Sesto, la denuncia di una donna positiva al Covid: «Il mio incubo per fare un tampone di controllo»

Multimedica Sesto San Giovanni

Riceviamo e pubblichiamo la lettera di una donna, S. D., che racconta l’epopea che hanno vissuto lei e sua figlia, positive asintomatiche al Covid-19, per eseguire un tampone di controllo (prescritto loro da Ats) alla Multimedica di Sesto San Giovanni.

«Io e la mia famiglia siamo in isolamento fiduciario dal 30 settembre perché siamo risultati tutti positivi asintomatici al Covid (caso positivo in classe della mia primogenita 17enne, successivo tracciamento, ed eccoci qui), Mio marito e la mia primogenita hanno fatto nei giorni scorsi il tampone di controllo tramite Ats e si sono negativizzati. Giovedì pomeriggio vengo contattata da Ats per il tampone di controllo mio e della mia secondogenita, appuntamento per la mattina di sabato 17, alle 10,45 e 10,50 alla Multimedica di Sesto San Giovanni. L’operatrice telefonica di Ats si raccomanda: ‘Mi raccomando, puntuali altrimenti perdete il turno, ma con al massimo 10 minuti di anticipo per non creare assembramenti‘.

Sabato mattina alle 10,30 arriviamo alla Multimedica e vedo una fila spaventosa di persone, la coda arriva fino a fuori il parcheggio della struttura, ad occhio saranno circa in 200. Entro, sbrigo le procedure di accettazione e, ingenuamente, chiedo dove devo recarmi per i tamponi con appuntamento Ats, mi viene risposto che la fila è unica e che in coda ci sono: primi tamponi di tracciamento, tamponi di controllo (come i nostri), tamponi per pre ricoveri e tamponi di solventi. Le file non sono diversificate, tempo di attesa stimato: 3 ore. Distanziamento praticamente nullo, se ci si distanziasse si invaderebbe il viale Fulvio Testi.

Mi faccio chiamare un responsabile, all’inizio nicchiano, poi minaccio di fare una scenata lì nell’atrio, qualcosa nel mio sguardo e nel mio tono deve averli convinti. Faccio presente che dobbiamo fare un tampone di controllo e che Ats ci ha fissato gli appuntamenti raccomandandosi di non arrivare troppo in anticipo per via degli assembramenti, e che è inaccettabile che ora si debba fare 3 ore di coda perché, in teoria, io e mia figlia potremmo essere ancora positive, e lì ci sono anche persone che devono fare il tampone prima di essere ricoverate (e quindi qualche problema di salute lo hanno) e il distanziamento è inesistente. Mi viene risposto che Ats non è informata di come stanno realmente le cose, io ribatto che devono essere loro a informare Ats di come gestiscono la situazione.

Dico alla persona che mi ascolta che o risolve la situazione o chiamo le forze dell’ordine per via dell’assembramento. Lui risponde che non è necessario e mi invita a fare solo un pezzettino di fila, quella più vicina alla porta dell’auditorium dove fanno il tamponamento.
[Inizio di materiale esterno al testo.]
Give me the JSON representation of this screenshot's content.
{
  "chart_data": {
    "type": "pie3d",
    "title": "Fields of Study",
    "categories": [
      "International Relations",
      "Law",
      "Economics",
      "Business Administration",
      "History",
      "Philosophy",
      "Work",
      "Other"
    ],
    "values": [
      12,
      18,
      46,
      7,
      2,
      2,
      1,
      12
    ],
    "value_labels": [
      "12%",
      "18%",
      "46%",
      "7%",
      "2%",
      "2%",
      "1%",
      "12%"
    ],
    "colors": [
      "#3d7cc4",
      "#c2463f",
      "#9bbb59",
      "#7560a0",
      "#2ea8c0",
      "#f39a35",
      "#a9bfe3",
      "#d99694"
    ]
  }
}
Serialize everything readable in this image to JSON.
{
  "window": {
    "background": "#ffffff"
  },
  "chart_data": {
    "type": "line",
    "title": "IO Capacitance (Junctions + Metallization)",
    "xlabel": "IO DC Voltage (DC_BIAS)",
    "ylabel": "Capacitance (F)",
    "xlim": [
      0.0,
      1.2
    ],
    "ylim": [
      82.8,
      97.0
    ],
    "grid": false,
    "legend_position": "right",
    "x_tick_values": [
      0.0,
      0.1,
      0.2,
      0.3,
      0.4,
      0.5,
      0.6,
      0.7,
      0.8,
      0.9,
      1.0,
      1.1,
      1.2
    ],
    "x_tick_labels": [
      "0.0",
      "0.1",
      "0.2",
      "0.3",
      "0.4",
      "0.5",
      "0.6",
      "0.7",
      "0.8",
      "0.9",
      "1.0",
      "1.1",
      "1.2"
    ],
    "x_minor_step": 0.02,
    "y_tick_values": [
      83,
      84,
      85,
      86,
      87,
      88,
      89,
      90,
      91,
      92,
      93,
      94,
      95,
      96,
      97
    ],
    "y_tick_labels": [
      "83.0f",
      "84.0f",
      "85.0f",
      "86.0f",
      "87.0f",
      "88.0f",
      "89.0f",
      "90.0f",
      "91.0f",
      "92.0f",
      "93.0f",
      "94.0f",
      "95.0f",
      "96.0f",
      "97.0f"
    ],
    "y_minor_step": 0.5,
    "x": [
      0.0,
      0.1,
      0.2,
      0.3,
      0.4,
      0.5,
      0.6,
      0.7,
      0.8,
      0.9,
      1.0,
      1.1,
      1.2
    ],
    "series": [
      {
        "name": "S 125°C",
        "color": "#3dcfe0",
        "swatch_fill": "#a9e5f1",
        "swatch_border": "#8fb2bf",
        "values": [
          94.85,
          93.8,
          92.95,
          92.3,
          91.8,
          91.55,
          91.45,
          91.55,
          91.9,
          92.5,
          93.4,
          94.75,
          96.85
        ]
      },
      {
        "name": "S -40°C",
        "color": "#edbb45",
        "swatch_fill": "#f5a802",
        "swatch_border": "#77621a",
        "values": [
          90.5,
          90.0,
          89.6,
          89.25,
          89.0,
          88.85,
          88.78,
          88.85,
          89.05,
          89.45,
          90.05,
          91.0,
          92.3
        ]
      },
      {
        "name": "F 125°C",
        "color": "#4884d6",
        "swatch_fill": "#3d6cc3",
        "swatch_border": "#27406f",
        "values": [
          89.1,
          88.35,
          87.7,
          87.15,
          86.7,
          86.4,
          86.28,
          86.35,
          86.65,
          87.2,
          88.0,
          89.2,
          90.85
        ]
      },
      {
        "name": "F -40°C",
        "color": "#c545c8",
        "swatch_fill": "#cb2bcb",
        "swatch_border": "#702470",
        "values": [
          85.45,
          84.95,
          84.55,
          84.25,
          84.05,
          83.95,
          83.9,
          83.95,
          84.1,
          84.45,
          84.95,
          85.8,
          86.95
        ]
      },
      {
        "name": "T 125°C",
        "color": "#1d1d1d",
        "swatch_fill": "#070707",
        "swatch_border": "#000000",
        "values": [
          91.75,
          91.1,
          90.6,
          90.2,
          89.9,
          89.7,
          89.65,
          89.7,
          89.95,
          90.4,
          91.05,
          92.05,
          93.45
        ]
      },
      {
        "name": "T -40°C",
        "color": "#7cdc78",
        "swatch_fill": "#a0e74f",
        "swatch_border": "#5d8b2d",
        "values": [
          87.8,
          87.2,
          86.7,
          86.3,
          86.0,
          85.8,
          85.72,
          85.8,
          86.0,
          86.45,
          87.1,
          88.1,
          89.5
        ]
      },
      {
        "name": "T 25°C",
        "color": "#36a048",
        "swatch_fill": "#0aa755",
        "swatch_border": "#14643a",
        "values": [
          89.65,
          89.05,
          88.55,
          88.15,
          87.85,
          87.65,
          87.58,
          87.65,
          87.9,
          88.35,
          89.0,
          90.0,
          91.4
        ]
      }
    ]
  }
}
Rifiuto, trovandolo irriguardoso verso le persone che stanno in fila da ore, ma sono proprio queste persone a dirmi di non farmi problemi, che un tampone si esegue in pochi secondi e che se ho un appuntamento è giusto che venga rispettato. Nicchio ancora un po’, ma poi mi convincono. Faccio comunque 20 minuti di coda e, nel frattempo, parlo con le altre persone che sono lì, e vengo a scoprire che il tampone a pagamento alla Multimedica costa 125 euro, una signora dopo aver pagato questa cifra si è messa in fila alle 8, ed entra 5 minuti prima di me, alle 11.

Nel frattempo facciamo passare avanti una signora anziana che deve fare il tampone per il prericovero e ha evidenti difficoltà di deambulazione, per i dirigenti Multimedica nemmeno lei avrebbe diritto di priorità. Facciamo passare anche una signora incinta che fa il tampone perchè il marito è risultato positivo, era in fila da un’ora, al settimo mese di gravidanza. Nemmeno per lei diritto di priorità, ma solo la solidarietà e l’umanità delle persone in coda. Alle 11,05 io e mia figlia riusciamo a entrare nell’auditorium, un locale enorme con solo 2 infermieri a fare i tamponi a quella fila immensa di persone. Una situazione inaccettabile, vergognosa, in cui le persone sono trattate come numeri, peggio, come bestie. Vorrei che questa storia non finisse qui, che venisse fuori, che si sapesse come tratta i cittadini il sistema sanitario lombardo».